I also read three of these stories in a tripartite way, in the style of “the garden of forking paths”: “Salida de emergencia [Emergency exit], “Cuento de hadas” [Fairytale], and “Mole para ratas” [Mole for rats]. In the first one, the narrator zooms in on and lends relevance to abused women, those who were not able to be rescued (or rescue themselves) and therefore could not even save their own children. Here the complex figure of the father returns to the horror zone. Meanwhile, in “Cuento de hadas,” it is maternal perversity that is denounced. Mothers who try to produce daughters who are miniature versions of themselves, without identities, and from whom one can only be saved by escape. He parodies fairy tales in order to reflect their dysfunction. Meanwhile, in “Mole para ratas,” redemption finally appears: female justice warriors who have decided to put a stop to extortion and derision, whom we will call “domestic founders of #metoo.”
“Los placeres de la carne” [The pleasures of the flesh] is adorably entertaining. The appearance of several lesbian girls who are dysfunctional and dramatic, as we are (I can attest), actually conveys a call to the weight of culture in the context of migration and exile. The character of the mother is one who here comes to be rescued while rescuing with flavorful delight, the performance of a besieged identity that is, above all, the history and pride of a race. The call for a return to the tribe could not be given more gladly or accurately.
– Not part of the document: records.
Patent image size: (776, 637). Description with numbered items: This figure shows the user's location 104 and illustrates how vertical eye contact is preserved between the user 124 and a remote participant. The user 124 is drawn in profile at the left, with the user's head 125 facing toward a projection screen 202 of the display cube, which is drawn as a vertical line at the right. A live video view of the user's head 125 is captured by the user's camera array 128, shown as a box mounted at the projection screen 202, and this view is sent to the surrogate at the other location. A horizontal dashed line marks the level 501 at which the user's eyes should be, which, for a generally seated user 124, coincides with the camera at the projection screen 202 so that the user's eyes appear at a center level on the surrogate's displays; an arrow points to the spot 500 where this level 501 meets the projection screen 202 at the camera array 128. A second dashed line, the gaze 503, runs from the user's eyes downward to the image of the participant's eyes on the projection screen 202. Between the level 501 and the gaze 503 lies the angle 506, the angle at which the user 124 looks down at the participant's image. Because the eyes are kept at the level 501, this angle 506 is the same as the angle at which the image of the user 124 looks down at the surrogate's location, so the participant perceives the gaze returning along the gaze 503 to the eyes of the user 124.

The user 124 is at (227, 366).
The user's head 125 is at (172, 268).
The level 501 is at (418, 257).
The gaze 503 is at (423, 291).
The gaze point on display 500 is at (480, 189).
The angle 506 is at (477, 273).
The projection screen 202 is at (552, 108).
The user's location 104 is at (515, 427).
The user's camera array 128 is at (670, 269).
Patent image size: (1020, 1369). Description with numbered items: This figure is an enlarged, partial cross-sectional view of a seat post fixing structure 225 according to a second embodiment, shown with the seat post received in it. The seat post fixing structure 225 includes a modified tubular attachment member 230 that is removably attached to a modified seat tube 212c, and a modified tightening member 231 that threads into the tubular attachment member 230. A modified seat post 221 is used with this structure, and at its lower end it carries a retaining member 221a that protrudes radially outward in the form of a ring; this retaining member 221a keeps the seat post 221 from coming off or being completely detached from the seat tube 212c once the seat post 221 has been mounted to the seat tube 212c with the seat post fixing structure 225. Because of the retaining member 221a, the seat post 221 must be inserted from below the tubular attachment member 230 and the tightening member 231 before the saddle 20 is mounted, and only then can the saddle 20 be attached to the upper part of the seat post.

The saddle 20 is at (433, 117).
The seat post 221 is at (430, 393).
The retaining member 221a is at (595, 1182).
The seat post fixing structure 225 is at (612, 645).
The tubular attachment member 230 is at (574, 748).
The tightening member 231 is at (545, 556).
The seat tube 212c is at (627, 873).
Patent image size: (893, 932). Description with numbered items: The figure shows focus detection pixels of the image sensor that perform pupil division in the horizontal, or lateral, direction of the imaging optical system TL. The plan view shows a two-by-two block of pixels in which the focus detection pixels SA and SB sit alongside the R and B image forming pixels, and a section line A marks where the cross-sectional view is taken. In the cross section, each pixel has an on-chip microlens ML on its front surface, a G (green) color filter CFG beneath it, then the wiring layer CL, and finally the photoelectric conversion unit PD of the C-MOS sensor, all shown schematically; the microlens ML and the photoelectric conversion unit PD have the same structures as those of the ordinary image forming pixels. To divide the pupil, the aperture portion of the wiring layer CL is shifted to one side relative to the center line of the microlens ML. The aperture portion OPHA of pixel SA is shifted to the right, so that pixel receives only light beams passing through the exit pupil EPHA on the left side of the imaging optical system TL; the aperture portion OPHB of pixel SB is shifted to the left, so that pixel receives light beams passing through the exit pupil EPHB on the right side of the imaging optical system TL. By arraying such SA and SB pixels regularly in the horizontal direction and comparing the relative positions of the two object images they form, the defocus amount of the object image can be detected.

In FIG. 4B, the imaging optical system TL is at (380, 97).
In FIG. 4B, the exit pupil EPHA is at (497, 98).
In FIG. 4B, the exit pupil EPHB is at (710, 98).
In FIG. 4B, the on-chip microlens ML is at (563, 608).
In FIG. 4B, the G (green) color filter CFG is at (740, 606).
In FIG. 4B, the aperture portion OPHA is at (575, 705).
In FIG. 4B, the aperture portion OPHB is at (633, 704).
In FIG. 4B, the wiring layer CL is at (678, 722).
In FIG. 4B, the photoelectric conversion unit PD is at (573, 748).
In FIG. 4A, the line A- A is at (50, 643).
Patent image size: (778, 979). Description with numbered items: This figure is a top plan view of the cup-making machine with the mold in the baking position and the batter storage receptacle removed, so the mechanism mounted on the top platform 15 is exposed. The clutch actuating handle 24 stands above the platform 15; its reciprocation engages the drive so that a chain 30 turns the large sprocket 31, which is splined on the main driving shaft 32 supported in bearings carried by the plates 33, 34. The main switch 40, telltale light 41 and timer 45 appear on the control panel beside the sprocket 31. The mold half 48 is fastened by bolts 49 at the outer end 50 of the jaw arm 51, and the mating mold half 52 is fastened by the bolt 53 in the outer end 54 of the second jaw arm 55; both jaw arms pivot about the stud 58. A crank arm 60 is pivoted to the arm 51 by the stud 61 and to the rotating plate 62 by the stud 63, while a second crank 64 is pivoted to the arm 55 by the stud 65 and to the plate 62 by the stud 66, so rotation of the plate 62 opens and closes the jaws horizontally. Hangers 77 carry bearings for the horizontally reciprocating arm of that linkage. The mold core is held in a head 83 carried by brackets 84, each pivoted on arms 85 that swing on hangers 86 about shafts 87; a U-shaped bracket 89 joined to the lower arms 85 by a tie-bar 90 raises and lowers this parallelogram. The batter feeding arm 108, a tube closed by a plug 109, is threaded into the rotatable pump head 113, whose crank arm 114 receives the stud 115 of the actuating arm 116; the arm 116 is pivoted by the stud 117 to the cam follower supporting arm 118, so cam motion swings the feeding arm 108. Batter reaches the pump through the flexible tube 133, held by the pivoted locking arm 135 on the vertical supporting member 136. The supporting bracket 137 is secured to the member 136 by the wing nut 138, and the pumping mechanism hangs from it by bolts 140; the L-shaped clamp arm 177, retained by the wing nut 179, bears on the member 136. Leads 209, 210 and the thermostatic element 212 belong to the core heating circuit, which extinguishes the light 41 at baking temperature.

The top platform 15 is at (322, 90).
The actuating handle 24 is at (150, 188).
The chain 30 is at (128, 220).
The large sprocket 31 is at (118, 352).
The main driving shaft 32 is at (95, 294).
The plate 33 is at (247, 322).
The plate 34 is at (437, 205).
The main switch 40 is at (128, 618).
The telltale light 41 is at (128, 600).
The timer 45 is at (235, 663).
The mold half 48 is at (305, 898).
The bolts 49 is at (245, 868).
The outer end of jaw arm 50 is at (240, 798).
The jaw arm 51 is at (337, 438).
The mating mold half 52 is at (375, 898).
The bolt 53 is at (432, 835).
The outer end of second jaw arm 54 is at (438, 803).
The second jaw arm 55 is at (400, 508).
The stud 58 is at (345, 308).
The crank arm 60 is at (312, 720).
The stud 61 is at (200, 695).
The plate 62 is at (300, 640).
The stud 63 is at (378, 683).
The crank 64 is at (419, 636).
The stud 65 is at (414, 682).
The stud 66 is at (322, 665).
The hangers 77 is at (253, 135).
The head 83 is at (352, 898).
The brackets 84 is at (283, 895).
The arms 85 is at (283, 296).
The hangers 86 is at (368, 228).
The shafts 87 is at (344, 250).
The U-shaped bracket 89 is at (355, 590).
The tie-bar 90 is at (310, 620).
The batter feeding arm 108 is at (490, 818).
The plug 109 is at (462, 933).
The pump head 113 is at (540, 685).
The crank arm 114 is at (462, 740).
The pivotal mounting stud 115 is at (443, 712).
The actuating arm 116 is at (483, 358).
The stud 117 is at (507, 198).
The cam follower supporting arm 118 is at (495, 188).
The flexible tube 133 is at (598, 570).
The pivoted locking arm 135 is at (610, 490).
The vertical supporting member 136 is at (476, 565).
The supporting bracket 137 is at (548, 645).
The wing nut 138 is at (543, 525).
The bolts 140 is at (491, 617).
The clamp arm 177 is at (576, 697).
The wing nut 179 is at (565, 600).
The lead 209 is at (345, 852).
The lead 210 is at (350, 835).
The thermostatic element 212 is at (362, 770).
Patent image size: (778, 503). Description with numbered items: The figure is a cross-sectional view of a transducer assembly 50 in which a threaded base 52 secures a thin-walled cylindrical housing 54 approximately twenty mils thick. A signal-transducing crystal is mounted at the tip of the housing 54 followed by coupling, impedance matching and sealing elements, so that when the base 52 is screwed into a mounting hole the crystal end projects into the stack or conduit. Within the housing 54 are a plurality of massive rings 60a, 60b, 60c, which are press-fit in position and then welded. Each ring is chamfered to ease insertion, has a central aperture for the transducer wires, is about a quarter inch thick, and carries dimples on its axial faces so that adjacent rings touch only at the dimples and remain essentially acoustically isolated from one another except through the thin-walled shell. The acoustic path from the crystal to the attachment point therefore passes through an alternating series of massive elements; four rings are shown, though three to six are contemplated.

With “A falta de cielo” [In the absence of heaven], Estrada bids us farewell, and with this last story he reminds us of what we have always known: death is our inevitable fatum and the journey towards it will be filled with both joy and pain. If the book in its entirety takes material and symbolic journeys to the world of sickness, this story also reveals their destination and that of their characters; the extreme right side of that giant tapestry that in an estimated eighty pages (or years?) we will begin to embroider together. The narrator’s voice dissolves, proposing an extreme and pending debate about the (un)desirability that establishes power in the presence of senile bodies. Without propaganda, it offers us a reflection about euthanasia as a dignified way out for these bodies, and about the social impossibility of caring for them. In a tremendous change of signs, the same thinker who has been talking to us, mothers and fathers, begins to confront us with children and their absence; that is, with ourselves.
University of Houston
Translated by Ardyn Clayton
Ardyn Clayton is currently pursuing an MA in English-Spanish Translation and Interpretation at the Middlebury Institute of International Studies in Monterey, California. She previously attended Lee University in Cleveland, Tennessee, where she obtained a BA in Spanish before deciding to pursue translation and interpretation at Middlebury.